Em 02 abril, já no contexto de ascensão da crise do Covid 19 nos EUA, o Presidente Donald Trump anunciou a realização de operações antidrogas por parte do Comando Sul, duplicando as capacidades militares do país no Mar do Caribe e na costa oriental do Pacífico norte, e formatando a maior movimentação militar estadunidense na América Latina nos últimos 30 anos. Consequentemente, o fantasma da possibilidade de uma intervenção militar estadunidense na Venezuela, visando à mudança de regime, ressurgiu nos meios políticos regionais, em momento de grande fragilidade econômica do governo chavista, potencializada pela baixa nos preços do petróleo e pelos efeitos da paralisação de atividades produtivas e comerciais para conter o avanço do Covid 19. A sequência de acontecimentos - indiciamento de Nicolás Maduro e de parte das lideranças de Estado venezuelanas, proposta de transição política, mobilização militar no Mar do Caribe – denota clara ofensiva visando  a por fim ao governo do Partido Socialista Unificado da Venezuela (PSUV), objetivo assumido e insistemente  perseguido pelos Estados Unidos, muito embora também aponte a outras preocupações e interesses de segurança no âmbito regional,  como visto a seguir.

 

 

A mobilização militar estadunidense para além da questão venezuelana

 

Dentre os fatos considerados, inequivocamente o de maior impacto sobre o cenário estratégico regional é a constituição de uma poderosa força-tarefa militar para atuar no flanco oriental do Pacífico Norte e no Mar do Caribe com o alegado fim de combater o tráfico de drogas ilícitas provenientes da América do Sul e que se processa por via marítima rumo aos mercados de consumo do México e dos Estados Unidos.

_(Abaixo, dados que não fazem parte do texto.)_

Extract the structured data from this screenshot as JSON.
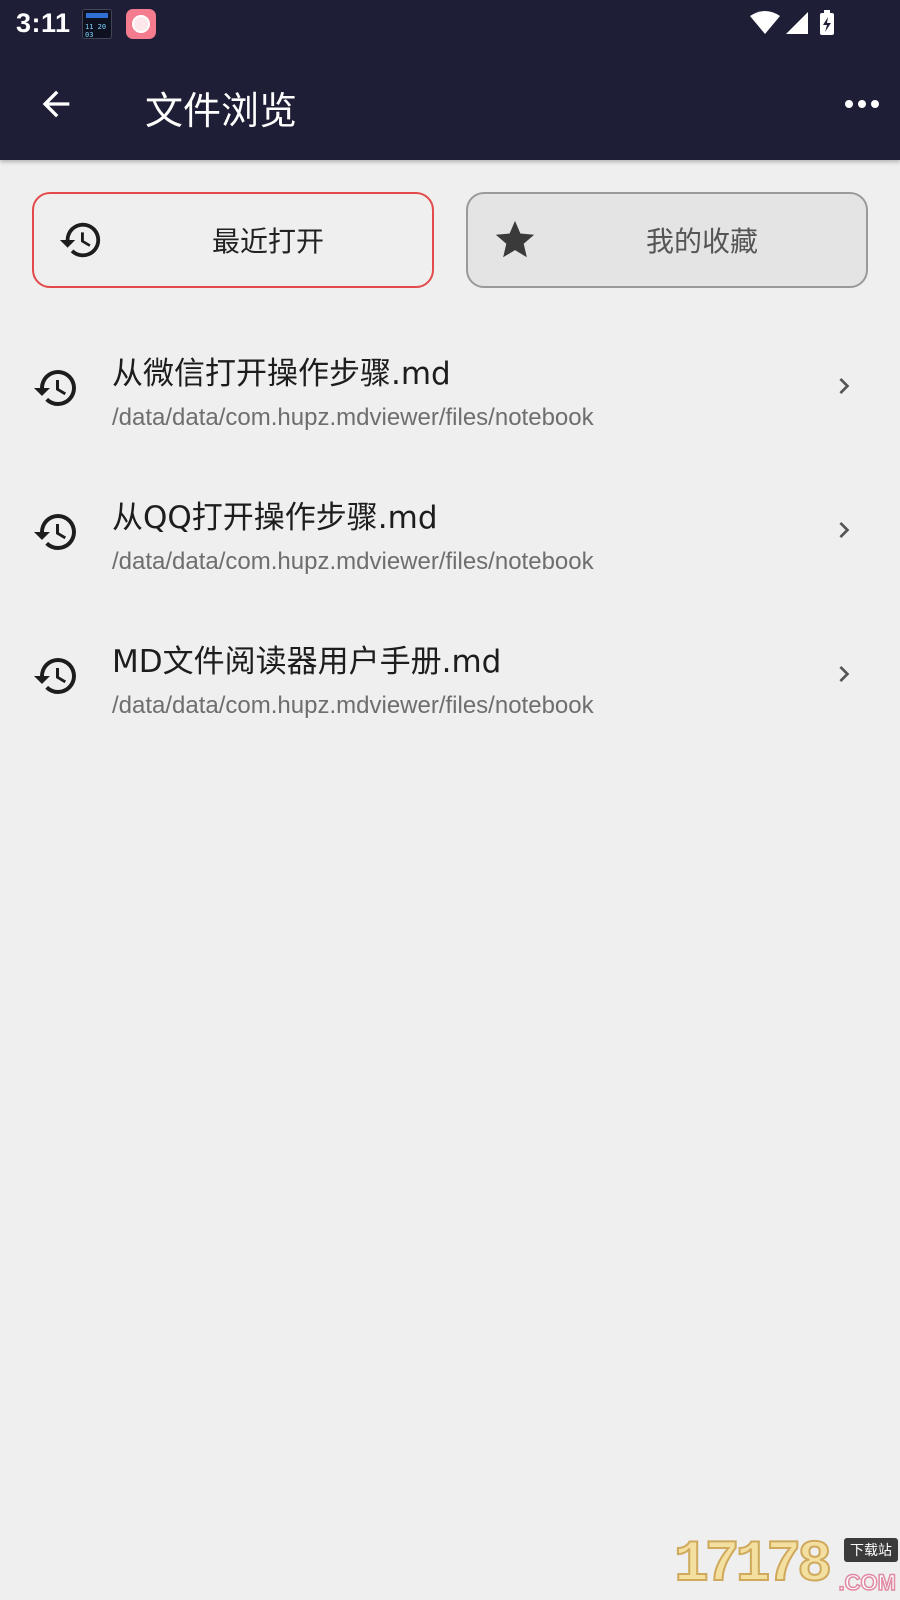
{
  "status_bar": {
    "time": "3:11",
    "icons": [
      "widget-clock-app-icon",
      "rice-bowl-app-icon",
      "wifi-icon",
      "cellular-signal-icon",
      "battery-charging-icon"
    ],
    "widget_digits": "11 20 03"
  },
  "header": {
    "title": "文件浏览",
    "back_icon": "arrow-back-icon",
    "menu_icon": "more-horizontal-icon",
    "background_color": "#1e1f36"
  },
  "tabs": [
    {
      "label": "最近打开",
      "icon": "history-icon",
      "selected": true,
      "border_color": "#e34a4a"
    },
    {
      "label": "我的收藏",
      "icon": "star-icon",
      "selected": false,
      "border_color": "#9a9a9a"
    }
  ],
  "files": [
    {
      "name": "从微信打开操作步骤.md",
      "path": "/data/data/com.hupz.mdviewer/files/notebook"
    },
    {
      "name": "从QQ打开操作步骤.md",
      "path": "/data/data/com.hupz.mdviewer/files/notebook"
    },
    {
      "name": "MD文件阅读器用户手册.md",
      "path": "/data/data/com.hupz.mdviewer/files/notebook"
    }
  ],
  "watermark": {
    "digits": "17178",
    "tag": "下载站",
    "suffix": ".COM"
  }
}
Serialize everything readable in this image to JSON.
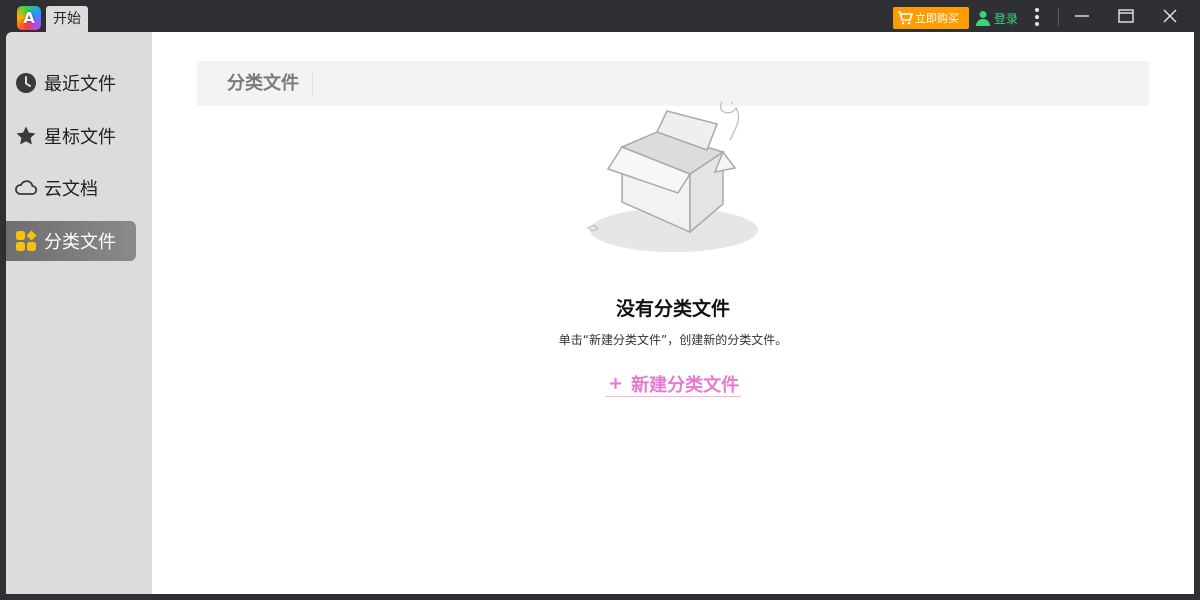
{
  "titlebar": {
    "logo_letter": "A",
    "tab_label": "开始",
    "buy_label": "立即购买",
    "login_label": "登录"
  },
  "sidebar": {
    "items": [
      {
        "label": "最近文件",
        "icon": "clock-icon"
      },
      {
        "label": "星标文件",
        "icon": "star-icon"
      },
      {
        "label": "云文档",
        "icon": "cloud-icon"
      },
      {
        "label": "分类文件",
        "icon": "category-icon",
        "active": true
      }
    ]
  },
  "main": {
    "section_title": "分类文件",
    "empty_title": "没有分类文件",
    "empty_desc": "单击“新建分类文件”，创建新的分类文件。",
    "new_plus": "+",
    "new_label": "新建分类文件"
  },
  "colors": {
    "buy_orange": "#ff9d00",
    "login_green": "#3ad47a",
    "link_pink": "#e57ad0",
    "category_yellow": "#f4c20d"
  }
}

Nesse plano, há dados empíricos robustos providos pelo Escritório das Nações Unidas sobre Drogas e Crimes  (UNODC) que dão conta do incremento da produção e dos fluxos de drogas ilícitas , com ênfase na cocaína, oriundas da América do Sul em direção à América do Norte, movendo-se tanto pelo flanco do Pacífico como pelas águas do Caribe.

 

No mesmo sentido, a UNODC também aponta tendência ao incremento da pirataria e de crimes marítimos no Caribe, fator que embasa as solicitações de aumento da capacidade de detecção e interdição do tráfico de drogas e de outros ilícitos naquele espaço, tal como as preconizadas por especialistas e organizações não governamentais atuantes no tema junto ao Conselho de Segurança das Nações Unidas,  em junho do ano passado, e pelo próprio governo norte-americano. Em junho de 2019, o Conselho de Segurança recolheu um rol de  recomendações emanadas de inédito encontro com especialistas e representantes da sociedade civil, dentre as quais merecem destaque o fortalecimento de capacidades para prevenir, detectar e interceptar fluxos ilícitos e a busca de opções para melhorar a coordenação no enfrentamento aos crimes marítimos.  Cumpre destacar que o Secretário de Defesa Mark Esper frisou, quando do anúncio da constituição da força tarefa, que a iniciativa contava com o apoio de vinte e dois países e que as forças irão operar simultaneamente no Caribe e no Pacífico oriental.

 

Cabe destacar que apesar da importância nas rotas que ligam o narcotráfico entre a América do Sul e a América do Norte, a Venezuela passa longe de constituir epicentro de produção e distribuição de narcóticos na região. É sua vizinha, a Colômbia, de governo politicamente alinhado aos EUA e detentora de inúmeras bases militares estadunidenses que concentra, em larga medida, a produção, constituindo também o principal foco de potencialização das rotas em direção ao mercado estadunidense. Assim, chama atenção que tamanha mobilização militar seja anunciada num contexto de recente indiciamento do Presidente venezuelano, Nicolás Maduro, por narcotráfico, a partir de instância jurídicas dos EUA, e de posterior proposição, pelo Departamento de Estado, de um plano de transição política para a Venezuela, apoiado pelo principal contendor do governo chavista, Juan Gauidó.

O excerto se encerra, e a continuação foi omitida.